A new study on public attitudes toward abortion laws finds that the more people know about pregnancy, the more likely they are to oppose legislation that limits women’s access to abortions – regardless of political ideology. The study also found that laws that limit access to abortion after 12 weeks did not have greater support than laws that limit access to abortion after six weeks.
“There is a tremendous amount of research on public attitudes toward abortion in the United States, but very little of that work has been done since the Dobbs v. Jackson decision in 2022 that overturned Roe v. Wade,” says Steven Greene, co-author of the study and a professor of political science at North Carolina State University. “We wanted to ask questions that directly address the policy issues raised in state legislatures in the wake of Dobbs.
“Will people support a politician who promotes six-week bans? Will people support a politician who promotes 12-week bans? Do people who understand that these weeks are counted starting from a woman’s most recent period view abortion laws differently from people who think that these weeks are counted from when a woman actually got pregnant?”
To explore these issues, the researchers surveyed 1,356 U.S. adults. The demographics of the study participants were broadly representative of the U.S. population. Politically, 43% of study participants were Democrats or leaned Democratic; 38% were Republican or leaned Republican; with the remainder being independent.

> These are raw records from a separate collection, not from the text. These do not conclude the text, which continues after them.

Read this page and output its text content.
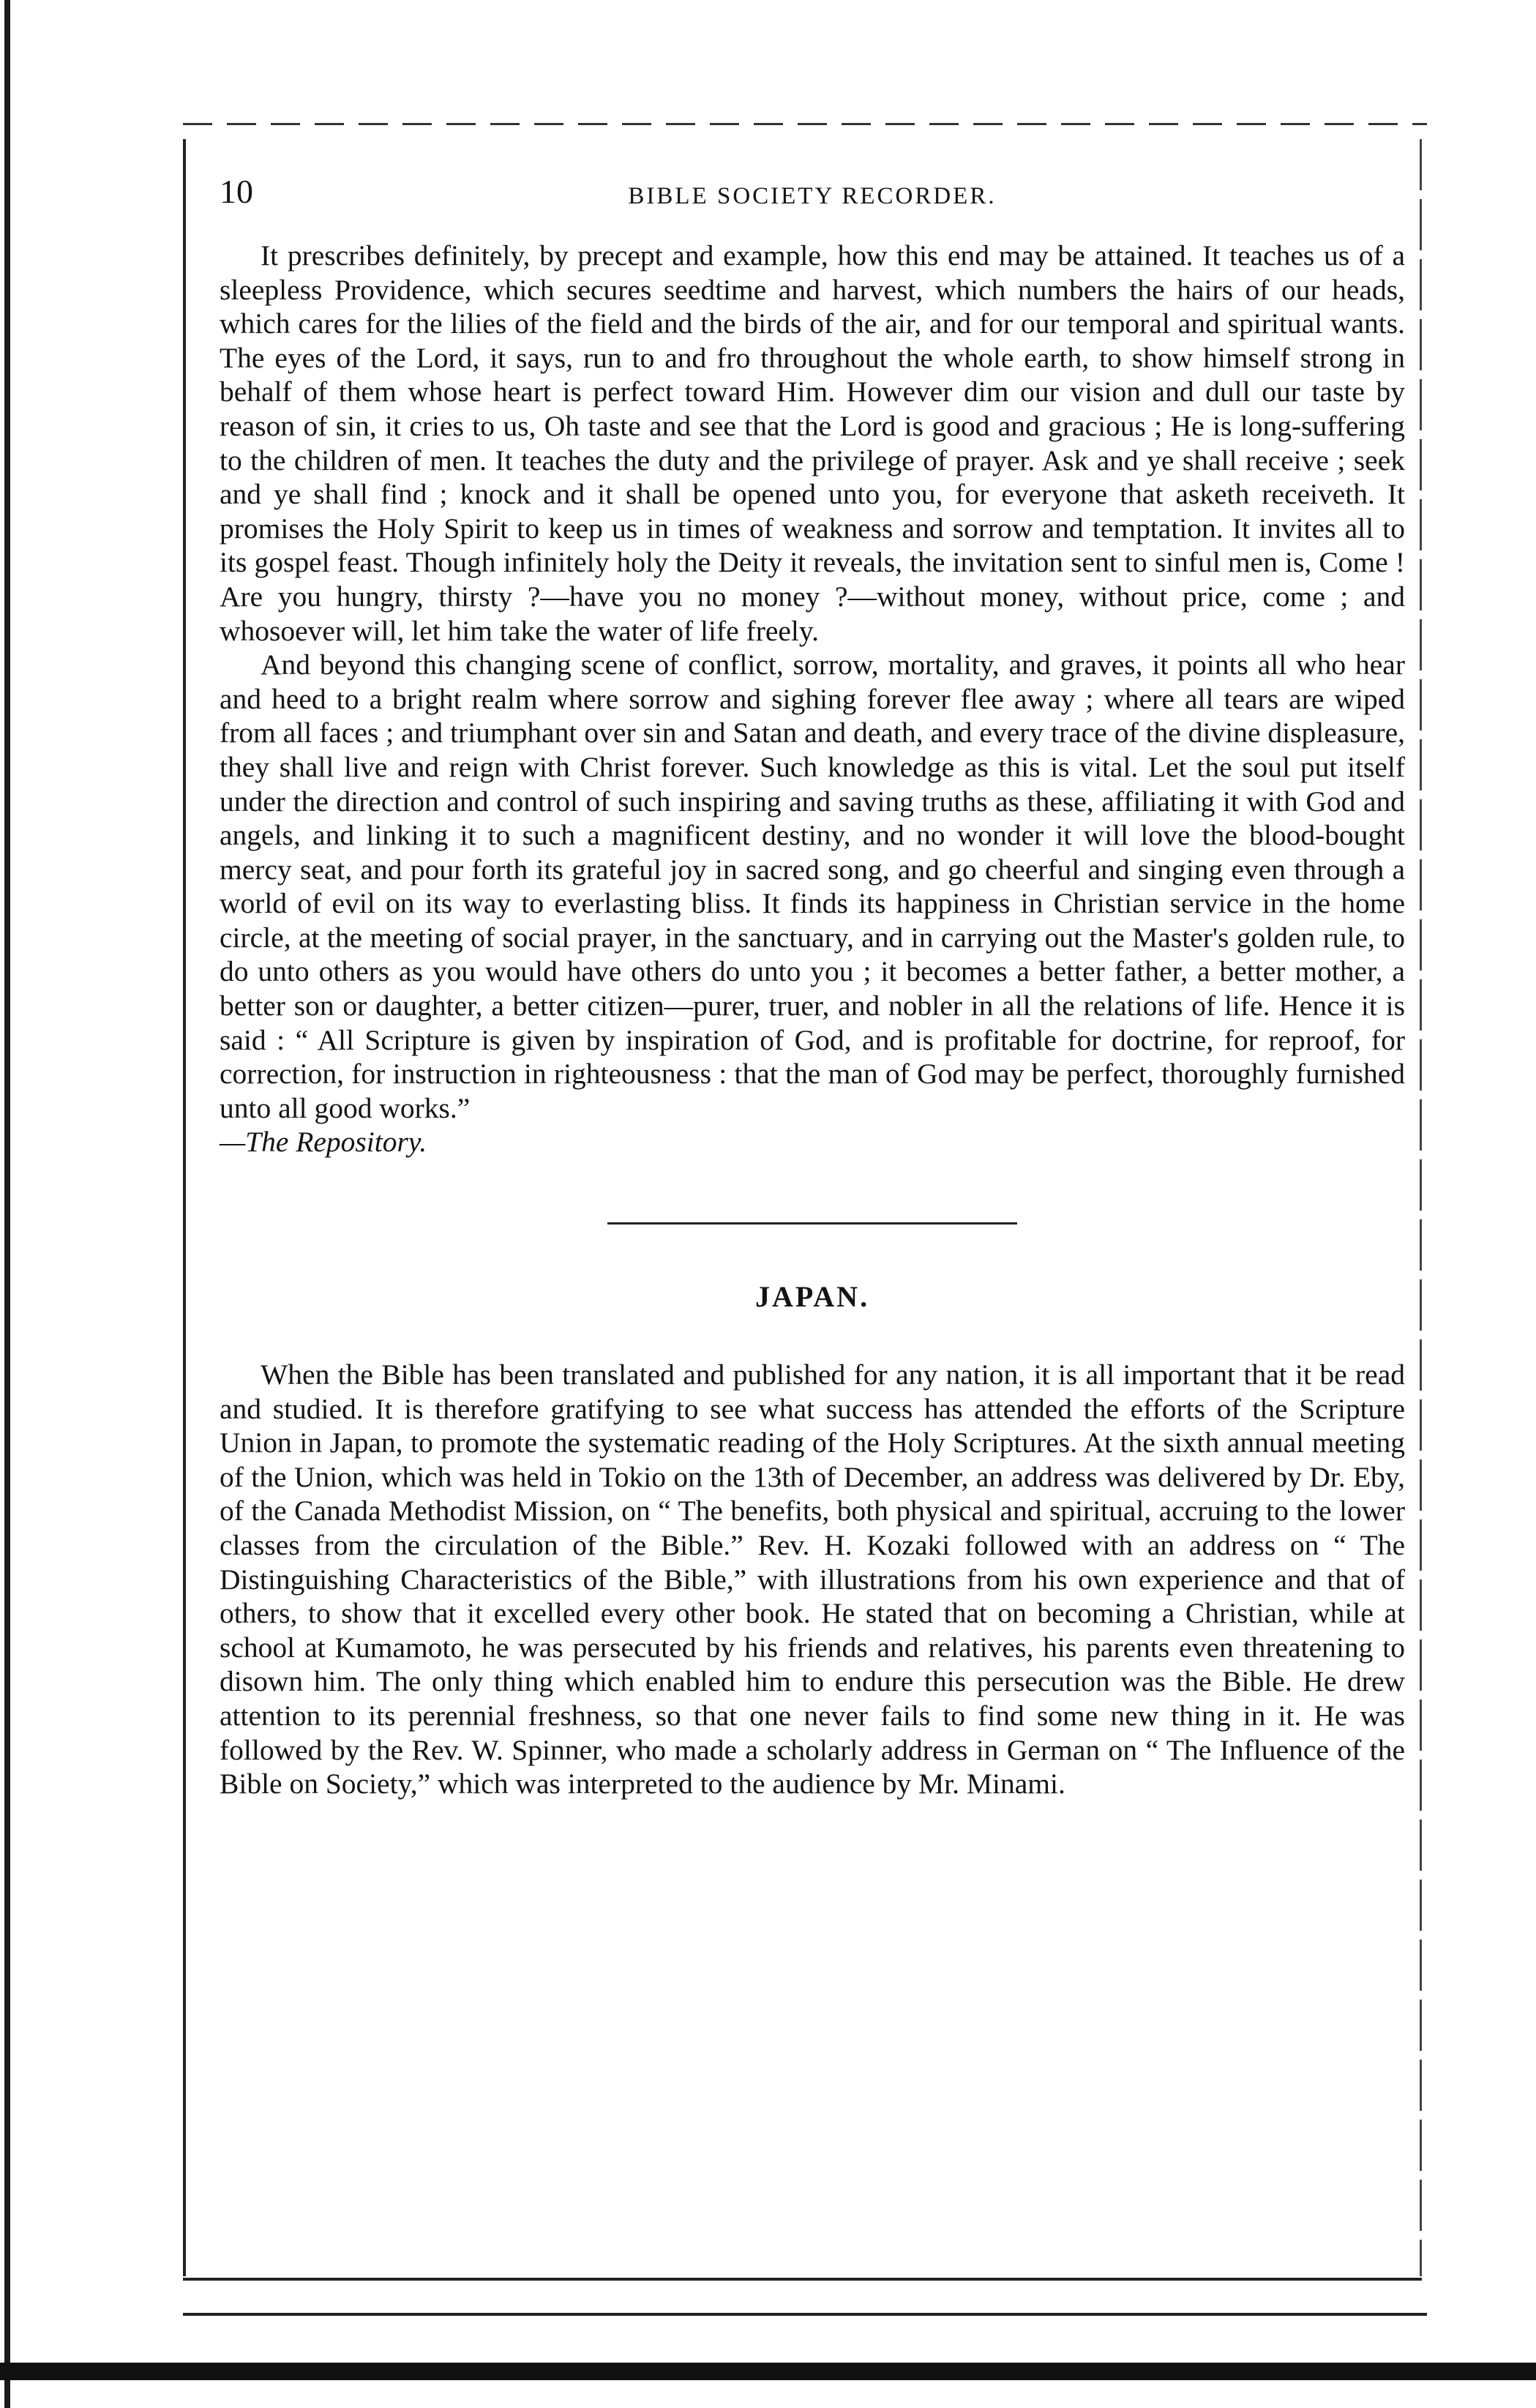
10	BIBLE SOCIETY RECORDER.

It prescribes definitely, by precept and example, how this end may be attained. It teaches us of a sleepless Providence, which secures seedtime and harvest, which numbers the hairs of our heads, which cares for the lilies of the field and the birds of the air, and for our temporal and spiritual wants. The eyes of the Lord, it says, run to and fro throughout the whole earth, to show himself strong in behalf of them whose heart is perfect toward Him. However dim our vision and dull our taste by reason of sin, it cries to us, Oh taste and see that the Lord is good and gracious ; He is long-suffering to the children of men. It teaches the duty and the privilege of prayer. Ask and ye shall receive ; seek and ye shall find ; knock and it shall be opened unto you, for everyone that asketh receiveth. It promises the Holy Spirit to keep us in times of weakness and sorrow and temptation. It invites all to its gospel feast. Though infinitely holy the Deity it reveals, the invitation sent to sinful men is, Come ! Are you hungry, thirsty ?—have you no money ?—without money, without price, come ; and whosoever will, let him take the water of life freely.

And beyond this changing scene of conflict, sorrow, mortality, and graves, it points all who hear and heed to a bright realm where sorrow and sighing forever flee away ; where all tears are wiped from all faces ; and triumphant over sin and Satan and death, and every trace of the divine displeasure, they shall live and reign with Christ forever. Such knowledge as this is vital. Let the soul put itself under the direction and control of such inspiring and saving truths as these, affiliating it with God and angels, and linking it to such a magnificent destiny, and no wonder it will love the blood-bought mercy seat, and pour forth its grateful joy in sacred song, and go cheerful and singing even through a world of evil on its way to everlasting bliss. It finds its happiness in Christian service in the home circle, at the meeting of social prayer, in the sanctuary, and in carrying out the Master's golden rule, to do unto others as you would have others do unto you ; it becomes a better father, a better mother, a better son or daughter, a better citizen—purer, truer, and nobler in all the relations of life. Hence it is said : “ All Scripture is given by inspiration of God, and is profitable for doctrine, for reproof, for correction, for instruction in righteousness : that the man of God may be perfect, thoroughly furnished unto all good works.”

—The Repository.

JAPAN.

When the Bible has been translated and published for any nation, it is all important that it be read and studied. It is therefore gratifying to see what success has attended the efforts of the Scripture Union in Japan, to promote the systematic reading of the Holy Scriptures. At the sixth annual meeting of the Union, which was held in Tokio on the 13th of December, an address was delivered by Dr. Eby, of the Canada Methodist Mission, on “ The benefits, both physical and spiritual, accruing to the lower classes from the circulation of the Bible.” Rev. H. Kozaki followed with an address on “ The Distinguishing Characteristics of the Bible,” with illustrations from his own experience and that of others, to show that it excelled every other book. He stated that on becoming a Christian, while at school at Kumamoto, he was persecuted by his friends and relatives, his parents even threatening to disown him. The only thing which enabled him to endure this persecution was the Bible. He drew attention to its perennial freshness, so that one never fails to find some new thing in it. He was followed by the Rev. W. Spinner, who made a scholarly address in German on “ The Influence of the Bible on Society,” which was interpreted to the audience by Mr. Minami.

“We found that people who had a better understanding of pregnancy were more opposed to legislation restricting access to abortion,” Greene says. “Basically, people who knew what a trimester was and who knew how we count the weeks of a pregnancy – that it’s done dating back to a woman’s last period, rather than to conception – are more likely to oppose laws limiting women’s access to the full range of reproductive health care options.”

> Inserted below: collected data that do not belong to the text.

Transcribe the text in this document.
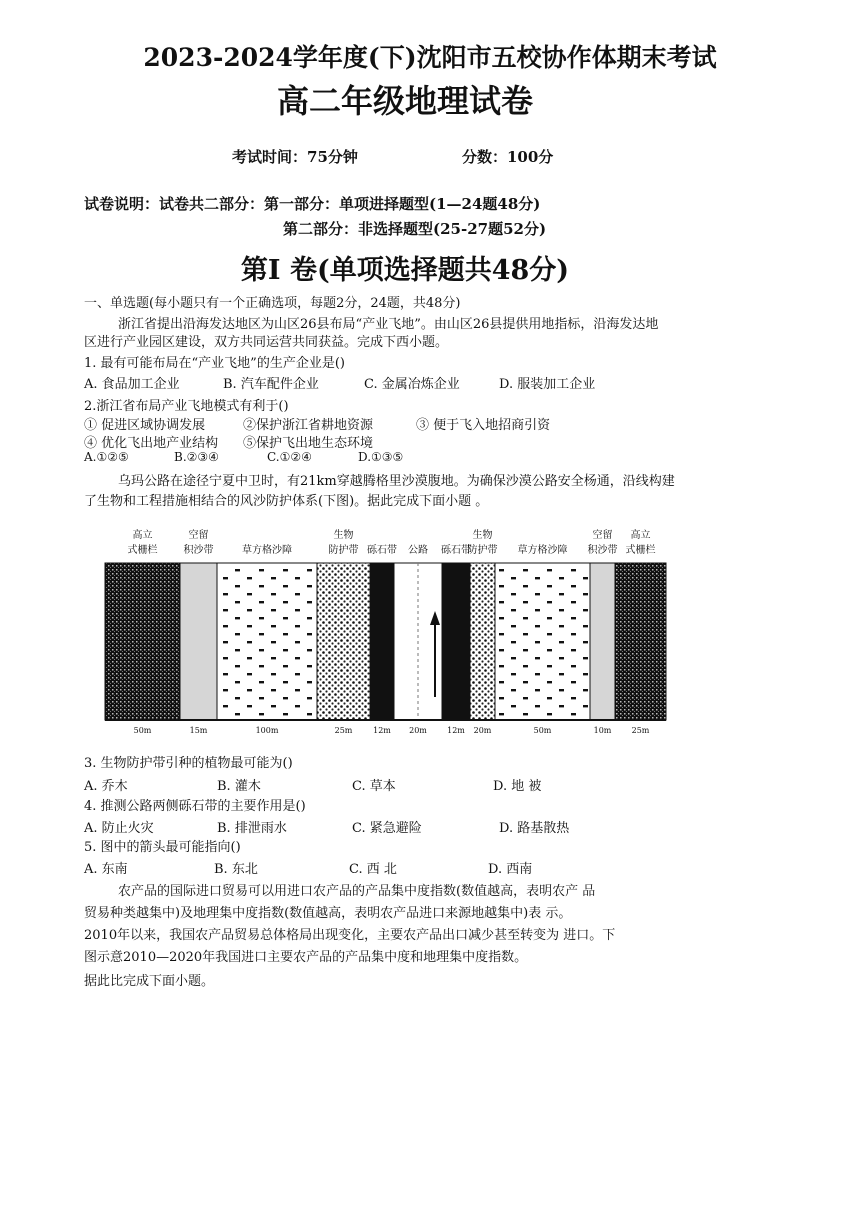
2023-2024学年度(下)沈阳市五校协作体期末考试
高二年级地理试卷
考试时间：75分钟	分数：100分
试卷说明：试卷共二部分：第一部分：单项进择题型(1—24题48分)
第二部分：非选择题型(25-27题52分)
第I 卷(单项选择题共48分)
一、单选题(每小题只有一个正确选项，每题2分，24题，共48分)
浙江省提出沿海发达地区为山区26县布局“产业飞地”。由山区26县提供用地指标，沿海发达地
区进行产业园区建设，双方共同运营共同获益。完成下西小题。
1. 最有可能布局在“产业飞地”的生产企业是()
A. 食品加工企业	B. 汽车配件企业	C. 金属冶炼企业	D. 服装加工企业
2.浙江省布局产业飞地模式有利于()
① 促进区域协调发展	②保护浙江省耕地资源	③ 便于飞入地招商引资
④ 优化飞出地产业结构 ⑤保护飞出地生态环境
A.①②⑤	B.②③④	C.①②④	D.①③⑤
乌玛公路在途径宁夏中卫时，有21km穿越腾格里沙漠腹地。为确保沙漠公路安全杨通，沿线构建
了生物和工程措施相结合的风沙防护体系(下图)。据此完成下面小题 。
高立
式栅栏
空留
积沙带	草方格沙障
生物
防护带 砾石带 公路 砾石带
生物
防护带 草方格沙障
空留
积沙带
高立
式栅栏
50m	15m	100m	25m	12m 20m	12m 20m	50m	10m	25m
3. 生物防护带引种的植物最可能为()
A. 乔木	B. 灌木	C. 草本	D. 地 被
4. 推测公路两侧砾石带的主要作用是()
A. 防止火灾	B. 排泄雨水	C. 紧急避险	D. 路基散热
5. 图中的箭头最可能指向()
A. 东南	B. 东北	C. 西 北	D. 西南
农产品的国际进口贸易可以用进口农产品的产品集中度指数(数值越高，表明农产 品
贸易种类越集中)及地理集中度指数(数值越高，表明农产品进口来源地越集中)表 示。
2010年以来，我国农产品贸易总体格局出现变化，主要农产品出口减少甚至转变为 进口。下
图示意2010—2020年我国进口主要农产品的产品集中度和地理集中度指数。
据此比完成下面小题。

The researchers also found that 12-week bans did not garner any more political support from study participants than the six-week bans.
“This suggests that efforts by some politicians to promote 12-week bans as a moderate, or compromise, position are likely not effective,” Greene says.

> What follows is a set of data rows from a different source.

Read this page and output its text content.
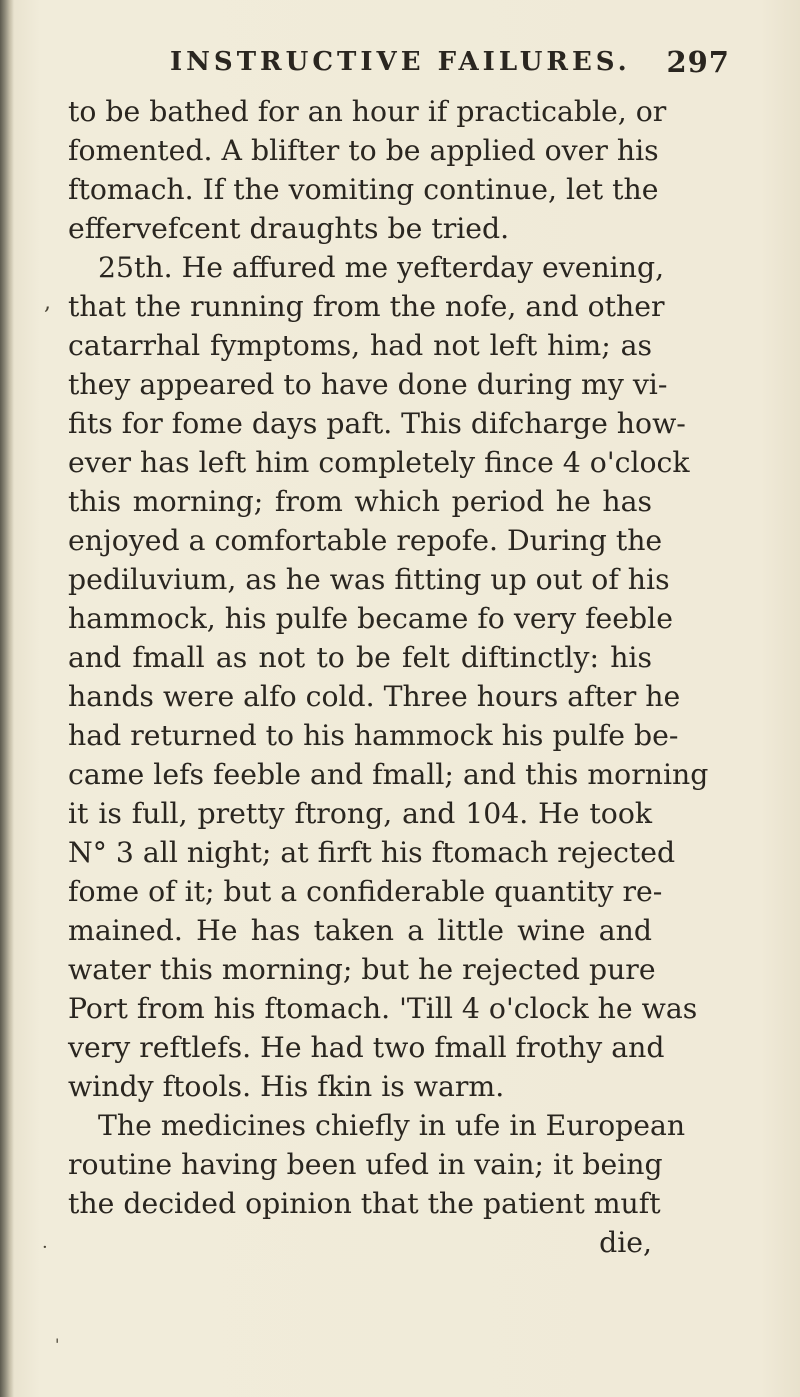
INSTRUCTIVE FAILURES. 297
to be bathed for an hour if practicable, or
fomented. A blifter to be applied over his
ftomach. If the vomiting continue, let the
effervefcent draughts be tried.
25th. He affured me yefterday evening,
that the running from the nofe, and other
catarrhal fymptoms, had not left him; as
they appeared to have done during my vi-
fits for fome days paft. This difcharge how-
ever has left him completely fince 4 o'clock
this morning; from which period he has
enjoyed a comfortable repofe. During the
pediluvium, as he was fitting up out of his
hammock, his pulfe became fo very feeble
and fmall as not to be felt diftinctly: his
hands were alfo cold. Three hours after he
had returned to his hammock his pulfe be-
came lefs feeble and fmall; and this morning
it is full, pretty ftrong, and 104. He took
N° 3 all night; at firft his ftomach rejected
fome of it; but a confiderable quantity re-
mained. He has taken a little wine and
water this morning; but he rejected pure
Port from his ftomach. 'Till 4 o'clock he was
very reftlefs. He had two fmall frothy and
windy ftools. His fkin is warm.
The medicines chiefly in ufe in European
routine having been ufed in vain; it being
the decided opinion that the patient muft
die,
,
·
'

“One possible take-away here is that efforts to educate the public on basic sex education may be a viable strategy for groups trying to build support for women’s access to abortion.”
A paper on the study, “Public Opinion on Abortion in Post-Roe America,” was presented at the Southern Political Science Association Conference, which was held Jan. 10-13 in New Orleans. The paper was co-authored by Laurel Elder of Hartwick College and by Mary-Kate Lizotte of Augusta University. The researchers will be incorporating this work into a forthcoming book on the politics of abortion after Dobbs.